Kingston Open Studios open registration for local artists to display their work

Local artist group Kingston Open Studios (KAOS) has opened registration for artists in and surrounding Kingston to display their work during two weekends in June.

The collaborative public exhibition organised by KAOS is a chance for artists living in and around Kingston to open their own homes or studios to the public.

The venues are organised into art trails through Kingston, featuring a wide range of 2D and 3D work – painting, drawing, printmaking, sculpture, jewellery, ceramics, glass, photography, digital art, textiles, paper art and mixed media.

What does KAOS do? Video: Trevon Aston Photography

KAOS coordinator Caroline Calascione said that on any single day there may be up to 200 visitors taking the art trail.

“Artists benefit from taking part by having the opportunity to exhibit and sell their work to a large local audience which they may not otherwise engage with,” she said.

“A regular feedback comment is how many interesting discussions and new friendships and collaborations are initiated as a result of engaging with the local community.”

It is an opportunity to meet other local creators, see their work, talk to them about their techniques and inspirations and buy affordable art direct from the artist.

Registration fees for forthcoming event for KAOS Open Studios, which is taking place on 11-12th and 18-19th June 2022, are 35 pounds for members of KAOS Kingston artists and 70 pounds for non-members.

Registrations will close on March 13. 

KAOS Kingston and Kingston Museum 

Thirty members of KAOS are currently showcasing their work at Kingston Museum for the exhibition ‘Climate KAOS’, explaining the impact of human activity on the planet.

The exhibition opened its door last September, two years later than originally planned. The Intergovernmental Panel on Climate Change Sixth Assessment Report was released one month later, warning that “it is unequivocal that human influence has warmed the atmosphere, ocean and land”.

Curator at Kingston Museum Charlotte Samuels said: “The exhibition ‘Climate KAOS’ was planned for Summer 2020 to celebrate a decade of KAOS.

“However, by that time Kingston Museum was locked down due to Covid 19, tellingly a zoonotic disease caused by the same human activity that is responsible for environmental degradation.”

Artworks at Kingston Museum include digital prints, artwork from recycled plastic bags, work from acrylic and graphite on recyclable paper, hangings made from kimono pieces and a film on the overexploitation of resources.

Martin van de Gey’s film, ‘This is all wrong’. Photo: Jacobien van der Kleij

“The artists have responded through their art to the most urgent issue of our time, the Ongoing Climate Emergency. In June 2019, Kingston Council declared a Climate Emergency and is working on initiatives to mitigate climate change at a local level, as we know this is extremely important to Kingston residents.”

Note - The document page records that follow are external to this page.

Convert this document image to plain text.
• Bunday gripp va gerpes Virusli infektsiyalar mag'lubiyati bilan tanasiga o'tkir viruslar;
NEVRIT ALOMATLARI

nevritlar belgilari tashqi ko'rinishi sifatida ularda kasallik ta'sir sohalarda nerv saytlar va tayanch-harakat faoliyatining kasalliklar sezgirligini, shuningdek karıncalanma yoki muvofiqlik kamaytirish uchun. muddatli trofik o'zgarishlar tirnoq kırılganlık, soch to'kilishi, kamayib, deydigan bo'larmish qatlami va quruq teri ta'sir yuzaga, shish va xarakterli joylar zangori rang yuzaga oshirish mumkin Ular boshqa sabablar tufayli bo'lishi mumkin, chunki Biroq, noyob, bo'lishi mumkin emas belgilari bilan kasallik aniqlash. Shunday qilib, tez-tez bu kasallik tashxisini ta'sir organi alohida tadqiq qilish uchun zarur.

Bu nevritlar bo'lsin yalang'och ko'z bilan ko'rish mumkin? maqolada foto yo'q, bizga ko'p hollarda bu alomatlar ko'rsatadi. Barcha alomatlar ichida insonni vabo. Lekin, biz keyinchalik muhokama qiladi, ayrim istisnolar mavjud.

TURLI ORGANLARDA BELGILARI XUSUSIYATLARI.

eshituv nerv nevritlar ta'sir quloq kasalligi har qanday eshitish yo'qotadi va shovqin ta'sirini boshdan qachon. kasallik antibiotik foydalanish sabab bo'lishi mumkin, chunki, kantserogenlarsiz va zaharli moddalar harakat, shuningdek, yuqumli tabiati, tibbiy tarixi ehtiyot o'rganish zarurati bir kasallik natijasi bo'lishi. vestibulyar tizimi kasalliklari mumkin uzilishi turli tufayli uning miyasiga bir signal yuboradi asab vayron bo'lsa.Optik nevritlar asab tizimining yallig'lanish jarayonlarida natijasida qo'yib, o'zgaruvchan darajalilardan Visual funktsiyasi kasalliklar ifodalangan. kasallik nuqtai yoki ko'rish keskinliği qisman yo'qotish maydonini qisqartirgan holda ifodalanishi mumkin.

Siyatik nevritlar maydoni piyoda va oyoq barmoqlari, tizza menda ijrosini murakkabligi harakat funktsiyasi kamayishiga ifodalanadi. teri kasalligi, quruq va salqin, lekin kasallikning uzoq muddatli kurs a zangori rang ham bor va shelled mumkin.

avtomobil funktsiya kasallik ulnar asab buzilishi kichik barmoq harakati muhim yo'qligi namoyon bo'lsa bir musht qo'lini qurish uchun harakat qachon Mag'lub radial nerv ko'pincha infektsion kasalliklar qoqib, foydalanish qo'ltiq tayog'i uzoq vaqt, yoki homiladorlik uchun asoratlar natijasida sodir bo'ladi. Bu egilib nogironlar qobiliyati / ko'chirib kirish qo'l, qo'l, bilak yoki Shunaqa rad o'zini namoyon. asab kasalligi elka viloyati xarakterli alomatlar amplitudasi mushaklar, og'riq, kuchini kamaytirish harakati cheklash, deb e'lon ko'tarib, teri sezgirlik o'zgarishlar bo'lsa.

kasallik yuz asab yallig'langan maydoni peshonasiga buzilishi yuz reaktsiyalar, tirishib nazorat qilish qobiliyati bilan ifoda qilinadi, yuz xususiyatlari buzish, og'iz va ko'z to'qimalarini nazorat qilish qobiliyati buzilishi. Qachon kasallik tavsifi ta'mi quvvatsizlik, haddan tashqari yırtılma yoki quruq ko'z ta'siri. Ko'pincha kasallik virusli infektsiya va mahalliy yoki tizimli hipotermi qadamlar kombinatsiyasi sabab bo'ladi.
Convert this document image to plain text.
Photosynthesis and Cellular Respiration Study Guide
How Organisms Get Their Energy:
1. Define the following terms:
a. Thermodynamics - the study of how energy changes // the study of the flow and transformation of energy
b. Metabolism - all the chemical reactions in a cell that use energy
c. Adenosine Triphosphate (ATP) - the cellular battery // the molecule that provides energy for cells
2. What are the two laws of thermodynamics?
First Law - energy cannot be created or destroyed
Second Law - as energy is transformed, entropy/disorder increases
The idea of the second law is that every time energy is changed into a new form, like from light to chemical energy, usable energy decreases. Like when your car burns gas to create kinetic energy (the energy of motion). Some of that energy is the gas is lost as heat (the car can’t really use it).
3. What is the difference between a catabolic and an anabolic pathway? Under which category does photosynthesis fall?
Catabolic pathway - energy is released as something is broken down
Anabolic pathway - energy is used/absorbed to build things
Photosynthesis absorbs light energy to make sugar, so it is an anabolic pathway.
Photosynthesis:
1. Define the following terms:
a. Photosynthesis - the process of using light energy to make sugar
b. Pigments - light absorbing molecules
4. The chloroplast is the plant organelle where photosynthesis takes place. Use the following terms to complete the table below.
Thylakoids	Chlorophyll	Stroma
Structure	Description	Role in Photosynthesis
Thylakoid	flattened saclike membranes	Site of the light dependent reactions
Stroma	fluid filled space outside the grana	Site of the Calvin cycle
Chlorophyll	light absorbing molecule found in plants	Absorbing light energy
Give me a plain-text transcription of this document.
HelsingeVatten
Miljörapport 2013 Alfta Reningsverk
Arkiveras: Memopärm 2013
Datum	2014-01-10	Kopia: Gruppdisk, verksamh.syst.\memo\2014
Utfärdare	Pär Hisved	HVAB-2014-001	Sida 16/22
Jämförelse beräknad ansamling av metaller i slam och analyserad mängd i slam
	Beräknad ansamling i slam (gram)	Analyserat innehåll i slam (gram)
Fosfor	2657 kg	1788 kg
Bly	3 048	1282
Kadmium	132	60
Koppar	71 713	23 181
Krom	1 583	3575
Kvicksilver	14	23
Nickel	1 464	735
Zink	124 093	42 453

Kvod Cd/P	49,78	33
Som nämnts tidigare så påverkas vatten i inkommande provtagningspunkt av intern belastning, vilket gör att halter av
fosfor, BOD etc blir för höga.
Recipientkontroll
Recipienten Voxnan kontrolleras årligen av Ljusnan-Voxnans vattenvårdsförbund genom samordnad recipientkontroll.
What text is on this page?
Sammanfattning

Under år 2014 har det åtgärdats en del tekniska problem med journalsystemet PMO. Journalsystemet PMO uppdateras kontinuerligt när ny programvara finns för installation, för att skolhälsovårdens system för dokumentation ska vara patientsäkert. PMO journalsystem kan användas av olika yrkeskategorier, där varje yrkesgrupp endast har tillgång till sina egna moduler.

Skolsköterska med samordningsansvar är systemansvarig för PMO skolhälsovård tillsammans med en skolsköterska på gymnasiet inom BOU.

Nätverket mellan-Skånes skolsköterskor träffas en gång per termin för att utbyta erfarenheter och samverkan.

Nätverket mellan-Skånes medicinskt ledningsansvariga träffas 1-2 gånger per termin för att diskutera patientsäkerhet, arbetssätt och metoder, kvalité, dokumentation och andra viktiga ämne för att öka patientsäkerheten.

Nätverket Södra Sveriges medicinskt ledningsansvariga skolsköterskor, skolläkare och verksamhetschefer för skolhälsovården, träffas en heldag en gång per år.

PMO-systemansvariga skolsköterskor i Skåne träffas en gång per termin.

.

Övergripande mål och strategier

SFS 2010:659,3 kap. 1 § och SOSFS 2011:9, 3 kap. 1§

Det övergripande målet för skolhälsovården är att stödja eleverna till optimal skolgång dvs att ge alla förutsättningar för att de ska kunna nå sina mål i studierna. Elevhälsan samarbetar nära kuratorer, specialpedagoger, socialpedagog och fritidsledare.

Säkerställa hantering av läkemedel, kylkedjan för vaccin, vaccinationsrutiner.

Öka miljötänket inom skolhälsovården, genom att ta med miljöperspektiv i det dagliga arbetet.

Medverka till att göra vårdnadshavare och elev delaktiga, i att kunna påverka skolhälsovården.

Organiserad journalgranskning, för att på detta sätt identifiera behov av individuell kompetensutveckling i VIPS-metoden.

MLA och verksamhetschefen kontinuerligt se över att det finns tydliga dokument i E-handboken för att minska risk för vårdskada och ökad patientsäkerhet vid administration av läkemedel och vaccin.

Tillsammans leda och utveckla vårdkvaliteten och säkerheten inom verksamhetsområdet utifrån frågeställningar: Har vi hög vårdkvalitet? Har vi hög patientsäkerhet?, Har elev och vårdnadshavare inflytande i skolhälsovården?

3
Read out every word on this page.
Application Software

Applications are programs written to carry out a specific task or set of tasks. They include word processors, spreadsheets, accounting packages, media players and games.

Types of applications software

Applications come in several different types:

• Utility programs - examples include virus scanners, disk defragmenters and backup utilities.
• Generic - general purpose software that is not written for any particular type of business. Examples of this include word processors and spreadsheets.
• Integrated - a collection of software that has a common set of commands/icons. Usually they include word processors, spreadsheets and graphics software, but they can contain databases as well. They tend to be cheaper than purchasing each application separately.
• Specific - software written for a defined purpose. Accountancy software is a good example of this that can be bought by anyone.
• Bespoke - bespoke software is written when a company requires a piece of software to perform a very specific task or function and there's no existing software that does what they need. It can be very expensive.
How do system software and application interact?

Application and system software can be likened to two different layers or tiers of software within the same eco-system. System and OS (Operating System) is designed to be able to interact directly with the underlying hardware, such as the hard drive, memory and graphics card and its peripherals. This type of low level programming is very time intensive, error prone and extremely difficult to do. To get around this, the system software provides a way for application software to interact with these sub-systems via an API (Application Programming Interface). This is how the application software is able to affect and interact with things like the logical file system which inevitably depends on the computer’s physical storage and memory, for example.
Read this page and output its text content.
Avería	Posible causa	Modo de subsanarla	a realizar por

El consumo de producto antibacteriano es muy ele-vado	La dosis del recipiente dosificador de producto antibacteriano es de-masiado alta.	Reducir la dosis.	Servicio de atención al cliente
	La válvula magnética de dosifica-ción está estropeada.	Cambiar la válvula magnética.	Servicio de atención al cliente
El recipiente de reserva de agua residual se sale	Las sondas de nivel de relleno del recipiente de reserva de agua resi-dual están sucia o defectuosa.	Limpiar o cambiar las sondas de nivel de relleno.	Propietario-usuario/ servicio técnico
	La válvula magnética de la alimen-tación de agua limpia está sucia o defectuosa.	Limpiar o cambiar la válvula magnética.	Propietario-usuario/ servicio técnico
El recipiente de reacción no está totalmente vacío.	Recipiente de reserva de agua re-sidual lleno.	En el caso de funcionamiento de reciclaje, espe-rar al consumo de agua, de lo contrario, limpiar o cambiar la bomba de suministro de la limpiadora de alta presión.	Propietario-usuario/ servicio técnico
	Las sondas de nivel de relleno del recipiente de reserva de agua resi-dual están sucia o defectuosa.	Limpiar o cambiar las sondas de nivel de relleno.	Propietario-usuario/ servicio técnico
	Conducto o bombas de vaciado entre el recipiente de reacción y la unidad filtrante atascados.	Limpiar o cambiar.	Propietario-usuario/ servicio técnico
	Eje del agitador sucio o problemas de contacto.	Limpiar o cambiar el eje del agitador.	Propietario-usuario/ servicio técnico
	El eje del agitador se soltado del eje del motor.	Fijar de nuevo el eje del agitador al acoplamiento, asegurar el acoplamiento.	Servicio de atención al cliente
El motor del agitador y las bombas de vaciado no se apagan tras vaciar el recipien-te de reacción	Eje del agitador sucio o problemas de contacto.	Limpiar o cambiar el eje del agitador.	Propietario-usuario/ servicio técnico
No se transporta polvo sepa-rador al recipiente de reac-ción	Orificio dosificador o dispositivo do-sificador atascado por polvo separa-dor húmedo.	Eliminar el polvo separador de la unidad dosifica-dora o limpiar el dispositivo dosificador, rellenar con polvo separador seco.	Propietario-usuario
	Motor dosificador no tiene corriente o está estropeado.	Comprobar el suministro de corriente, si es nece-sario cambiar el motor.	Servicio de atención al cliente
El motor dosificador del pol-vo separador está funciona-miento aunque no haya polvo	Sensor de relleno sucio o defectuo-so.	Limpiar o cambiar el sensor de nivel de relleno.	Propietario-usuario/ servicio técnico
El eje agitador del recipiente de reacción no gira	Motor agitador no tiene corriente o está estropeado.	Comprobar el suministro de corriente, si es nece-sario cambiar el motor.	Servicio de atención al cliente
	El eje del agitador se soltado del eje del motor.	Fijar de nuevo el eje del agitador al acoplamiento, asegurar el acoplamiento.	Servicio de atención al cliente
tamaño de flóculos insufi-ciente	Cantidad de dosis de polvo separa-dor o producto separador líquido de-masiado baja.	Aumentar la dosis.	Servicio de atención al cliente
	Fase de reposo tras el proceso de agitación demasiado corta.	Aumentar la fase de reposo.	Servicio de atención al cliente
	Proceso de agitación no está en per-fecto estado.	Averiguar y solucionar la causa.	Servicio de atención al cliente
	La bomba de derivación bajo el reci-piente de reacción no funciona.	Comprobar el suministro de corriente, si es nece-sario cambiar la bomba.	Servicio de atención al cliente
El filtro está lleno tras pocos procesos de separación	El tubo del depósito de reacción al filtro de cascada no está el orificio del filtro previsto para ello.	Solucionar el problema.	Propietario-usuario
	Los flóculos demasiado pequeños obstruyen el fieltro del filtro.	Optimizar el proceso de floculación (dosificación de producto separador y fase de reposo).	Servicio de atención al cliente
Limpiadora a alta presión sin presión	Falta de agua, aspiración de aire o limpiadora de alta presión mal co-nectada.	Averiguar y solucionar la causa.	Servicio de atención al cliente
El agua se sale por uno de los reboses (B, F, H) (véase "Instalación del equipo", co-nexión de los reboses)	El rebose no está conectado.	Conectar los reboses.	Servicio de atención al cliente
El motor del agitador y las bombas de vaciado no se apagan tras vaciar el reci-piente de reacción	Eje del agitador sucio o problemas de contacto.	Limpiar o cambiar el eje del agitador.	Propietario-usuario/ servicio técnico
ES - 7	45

The artworks of the KAOS’ artists went through a judging process before being displayed in Kingston Museum Art Gallery where the public can see and buy them.

Rachel Pearcey ‘BY 2030 IT MAY BE TOO LATE’. Photo: Jacobien van der Kleij

Samuels added: “It is always challenging to do the selection as the standard of artworks is very high. There was an extra element to this competition, as artists needed to use material in some way in the making of the images/ objects.”

Course Leader of the Sustainable Design MA at Kingston University Dr Paul Micklethwaite was this year’s judge. He selected ‘Man on A Tree’ by Terry Sweeney, who won Cass Art vouchers worth £150, as the winning artwork.

Man on A Tree and Dr. Paul Micklethwaite. Photo: Charlotte Samuels

He said: ‘’I found [Man on a Tree] the most powerful and thought-provoking work in the show. Rather than highlighting a particular symptom of our unsustainable lifestyles, such as plastic waste, it presents the existential dilemma we face in trying to decide what course of action to  take in response to the increasingly evident consequences of our impact on our planet.”

‘’We are all the man with the axe – as we watch the waters rise, do we trust fate, or act without certainty that what we do will be for the best? Our pride in our civilization has not prepared us for this ultimate moment of jeopardy.’’

Samuel concluded: “We hope this exhibition will open up debates about how we can still act to prevent the very worst effects of climate change.’’

The exhibition KAOS will be on display until March 26. 

KAOS has not planned another exhibition at the museum for now.